Thanks to modern medicine, surrogacy made his dream of parenthood a reality.
“I know that this isn’t the best option, but I ended up finding a surrogate myself on the Internet,” says Marc, a pediatric nurse who requested his last name be withheld to protect his daughter.
For Marc, the egg donor was anonymous, but the surrogate was a married Missourian in her late 20s who already had four kids and a husband in the military.
“My first thought was why would they want to do this for a gay man,” he says."But being a surrogate was something Pam was actually going to do for her brother and his wife, and when that didn’t pan out, she still wanted to do it.”
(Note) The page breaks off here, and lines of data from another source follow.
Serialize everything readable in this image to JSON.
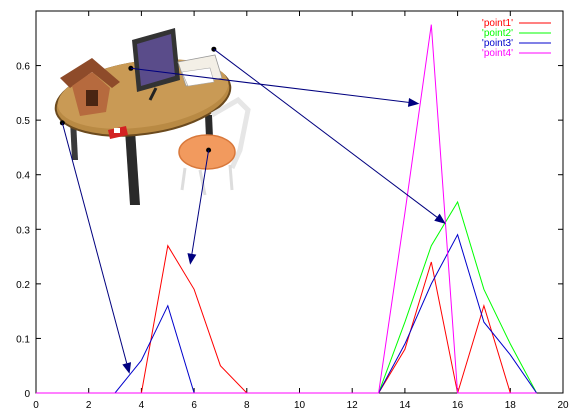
{
  "chart_data": {
    "type": "line",
    "xlim": [
      0,
      20
    ],
    "ylim": [
      0,
      0.7
    ],
    "x_ticks": [
      "0",
      "2",
      "4",
      "6",
      "8",
      "10",
      "12",
      "14",
      "16",
      "18",
      "20"
    ],
    "y_ticks": [
      "0",
      "0.1",
      "0.2",
      "0.3",
      "0.4",
      "0.5",
      "0.6"
    ],
    "legend_position": "top-right",
    "grid": false,
    "series": [
      {
        "name": "'point1'",
        "color": "#ff0000",
        "points": [
          [
            0,
            0
          ],
          [
            1,
            0
          ],
          [
            2,
            0
          ],
          [
            3,
            0
          ],
          [
            4,
            0
          ],
          [
            5,
            0.27
          ],
          [
            6,
            0.19
          ],
          [
            7,
            0.05
          ],
          [
            8,
            0
          ],
          [
            9,
            0
          ],
          [
            10,
            0
          ],
          [
            11,
            0
          ],
          [
            12,
            0
          ],
          [
            13,
            0
          ],
          [
            14,
            0.08
          ],
          [
            15,
            0.24
          ],
          [
            16,
            0
          ],
          [
            17,
            0.16
          ],
          [
            18,
            0
          ],
          [
            19,
            0
          ]
        ]
      },
      {
        "name": "'point2'",
        "color": "#00ff00",
        "points": [
          [
            0,
            0
          ],
          [
            1,
            0
          ],
          [
            2,
            0
          ],
          [
            3,
            0
          ],
          [
            4,
            0
          ],
          [
            5,
            0
          ],
          [
            6,
            0
          ],
          [
            7,
            0
          ],
          [
            8,
            0
          ],
          [
            9,
            0
          ],
          [
            10,
            0
          ],
          [
            11,
            0
          ],
          [
            12,
            0
          ],
          [
            13,
            0
          ],
          [
            14,
            0.13
          ],
          [
            15,
            0.27
          ],
          [
            16,
            0.35
          ],
          [
            17,
            0.19
          ],
          [
            18,
            0.09
          ],
          [
            19,
            0
          ]
        ]
      },
      {
        "name": "'point3'",
        "color": "#0000cc",
        "points": [
          [
            0,
            0
          ],
          [
            1,
            0
          ],
          [
            2,
            0
          ],
          [
            3,
            0
          ],
          [
            4,
            0.06
          ],
          [
            5,
            0.16
          ],
          [
            6,
            0
          ],
          [
            7,
            0
          ],
          [
            8,
            0
          ],
          [
            9,
            0
          ],
          [
            10,
            0
          ],
          [
            11,
            0
          ],
          [
            12,
            0
          ],
          [
            13,
            0
          ],
          [
            14,
            0.09
          ],
          [
            15,
            0.2
          ],
          [
            16,
            0.29
          ],
          [
            17,
            0.13
          ],
          [
            18,
            0.07
          ],
          [
            19,
            0
          ]
        ]
      },
      {
        "name": "'point4'",
        "color": "#ff00ff",
        "points": [
          [
            0,
            0
          ],
          [
            1,
            0
          ],
          [
            2,
            0
          ],
          [
            3,
            0
          ],
          [
            4,
            0
          ],
          [
            5,
            0
          ],
          [
            6,
            0
          ],
          [
            7,
            0
          ],
          [
            8,
            0
          ],
          [
            9,
            0
          ],
          [
            10,
            0
          ],
          [
            11,
            0
          ],
          [
            12,
            0
          ],
          [
            13,
            0
          ],
          [
            14,
            0.33
          ],
          [
            15,
            0.675
          ],
          [
            16,
            0
          ],
          [
            17,
            0
          ],
          [
            18,
            0
          ],
          [
            19,
            0
          ]
        ]
      }
    ],
    "arrows_color": "#00007f",
    "arrows": [
      {
        "from_marker": [
          1.0,
          0.495
        ],
        "to_point": [
          3.55,
          0.035
        ]
      },
      {
        "from_marker": [
          6.55,
          0.445
        ],
        "to_point": [
          5.85,
          0.235
        ]
      },
      {
        "from_marker": [
          3.6,
          0.595
        ],
        "to_point": [
          14.55,
          0.53
        ]
      },
      {
        "from_marker": [
          6.75,
          0.63
        ],
        "to_point": [
          15.55,
          0.31
        ]
      }
    ],
    "inset_image": {
      "description_icon": "photo-of-table-scene",
      "colors": {
        "table": "#b98a44",
        "chair_seat": "#f29a5e",
        "monitor": "#333333",
        "screen": "#5a4c8a",
        "house": "#8e4b2a"
      }
    }
  }
}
Isabella was born with Marc and his mom in the delivery room Aug. 26, 2005, in a small town outside of Kansas City, Mo. Initially, Marc had planned to have the baby in Chicago because in Missouri the woman who delivers the child is considered the mother, regardless of the biological connection.
Four local lawyers found a loophole and the following Monday Marc, his parents and Isabella resolved the birth certificate issue in court. Marc was the first man in the history of Missouri to have his name on a birth certificate sans mother.
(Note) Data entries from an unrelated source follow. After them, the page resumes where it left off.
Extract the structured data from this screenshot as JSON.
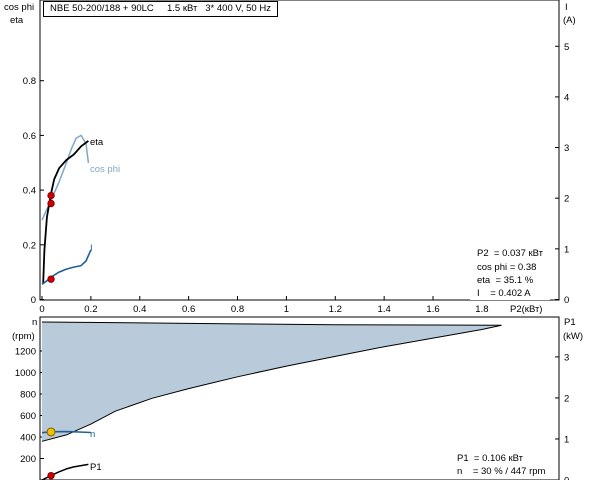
{
  "header": {
    "title": "NBE 50-200/188 + 90LC     1.5 кВт   3* 400 V, 50 Hz"
  },
  "colors": {
    "eta": "#000000",
    "cos_phi": "#7fa6c8",
    "current": "#1f5f95",
    "fill": "#b9cadb",
    "marker_red": "#cc0000",
    "marker_yellow": "#f0c000"
  },
  "chart_data": [
    {
      "type": "line",
      "panel": "top",
      "left_axis": {
        "labels": [
          "cos phi",
          "eta"
        ],
        "ticks": [
          0,
          0.2,
          0.4,
          0.6,
          0.8
        ],
        "range": [
          0,
          1.0
        ]
      },
      "right_axis": {
        "labels": [
          "I",
          "(A)"
        ],
        "ticks": [
          0,
          1,
          2,
          3,
          4,
          5
        ],
        "range": [
          0,
          5.4
        ]
      },
      "x_axis": {
        "label": "P2(кВт)",
        "ticks": [
          0,
          0.2,
          0.4,
          0.6,
          0.8,
          1,
          1.2,
          1.4,
          1.6,
          1.8
        ],
        "range": [
          0,
          2.05
        ]
      },
      "series": [
        {
          "name": "eta",
          "axis": "left",
          "x": [
            0.005,
            0.01,
            0.02,
            0.035,
            0.05,
            0.07,
            0.1,
            0.13,
            0.16,
            0.19
          ],
          "y": [
            0.06,
            0.18,
            0.3,
            0.38,
            0.44,
            0.48,
            0.51,
            0.53,
            0.56,
            0.58
          ]
        },
        {
          "name": "cos phi",
          "axis": "left",
          "x": [
            0.0,
            0.02,
            0.04,
            0.07,
            0.1,
            0.12,
            0.14,
            0.16,
            0.18,
            0.19
          ],
          "y": [
            0.29,
            0.33,
            0.37,
            0.43,
            0.5,
            0.55,
            0.59,
            0.6,
            0.57,
            0.5
          ]
        },
        {
          "name": "I",
          "axis": "right",
          "x": [
            0.0,
            0.02,
            0.04,
            0.07,
            0.1,
            0.13,
            0.16,
            0.18,
            0.2
          ],
          "y": [
            0.3,
            0.37,
            0.45,
            0.54,
            0.6,
            0.64,
            0.67,
            0.76,
            0.98
          ]
        }
      ],
      "markers": [
        {
          "series": "eta",
          "x": 0.037,
          "y": 0.351
        },
        {
          "series": "cos phi",
          "x": 0.037,
          "y": 0.38
        },
        {
          "series": "I",
          "x": 0.037,
          "y": 0.402
        }
      ],
      "readout": [
        {
          "label": "P2",
          "text": "P2  = 0.037 кВт"
        },
        {
          "label": "cos phi",
          "text": "cos phi = 0.38"
        },
        {
          "label": "eta",
          "text": "eta  = 35.1 %"
        },
        {
          "label": "I",
          "text": "I    = 0.402 A"
        }
      ]
    },
    {
      "type": "area",
      "panel": "bottom",
      "left_axis": {
        "labels": [
          "n",
          "(rpm)"
        ],
        "ticks": [
          200,
          400,
          600,
          800,
          1000,
          1200
        ],
        "range": [
          0,
          1470
        ]
      },
      "right_axis": {
        "labels": [
          "P1",
          "(kW)"
        ],
        "ticks": [
          0,
          1,
          2,
          3
        ],
        "range": [
          0,
          3.85
        ]
      },
      "series": [
        {
          "name": "n",
          "axis": "left",
          "kind": "area-boundary",
          "x": [
            0.0,
            0.1,
            0.2,
            0.3,
            0.45,
            0.6,
            0.8,
            1.0,
            1.2,
            1.4,
            1.6,
            1.8,
            1.88
          ],
          "y": [
            360,
            420,
            520,
            640,
            760,
            850,
            960,
            1060,
            1150,
            1240,
            1320,
            1400,
            1440
          ]
        },
        {
          "name": "n",
          "axis": "left",
          "kind": "line",
          "x": [
            0.0,
            0.02,
            0.04,
            0.06,
            0.09,
            0.12,
            0.15,
            0.2
          ],
          "y": [
            440,
            445,
            448,
            449,
            450,
            449,
            447,
            442
          ]
        },
        {
          "name": "P1",
          "axis": "right",
          "x": [
            0.0,
            0.037,
            0.07,
            0.1,
            0.13,
            0.16,
            0.19
          ],
          "y": [
            0.0,
            0.106,
            0.2,
            0.27,
            0.32,
            0.35,
            0.38
          ]
        }
      ],
      "upper_boundary": {
        "x": [
          0.0,
          0.4,
          0.8,
          1.2,
          1.6,
          1.88
        ],
        "y": [
          1470,
          1462,
          1452,
          1445,
          1442,
          1440
        ]
      },
      "markers": [
        {
          "series": "n",
          "x": 0.037,
          "y": 447,
          "color": "yellow"
        },
        {
          "series": "P1",
          "x": 0.037,
          "y": 0.106,
          "color": "red"
        }
      ],
      "readout": [
        {
          "label": "P1",
          "text": "P1  = 0.106 кВт"
        },
        {
          "label": "n",
          "text": "n    = 30 % / 447 rpm"
        }
      ]
    }
  ]
}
In Chicago, Marc’s parents helped him through the first 10 months by traveling from Peoria over long weekends to stay with their granddaughter while Marc worked. As Isabella grew, even though he was reluctant, she began daycare. To help manage single parenthood, he has befriended a single mom, another nurse with whom he can commiserate and swap play dates. And Marc broadens their world through Rainbow Families, an online social group for gay families.
“I feel like I am part of a new frontier in the gay community,” Marc says."I had wanted to do this as a couple, but if I had to do everything again as a single dad, I’d do it in a second. I can’t get enough of her. Isabella is my life.”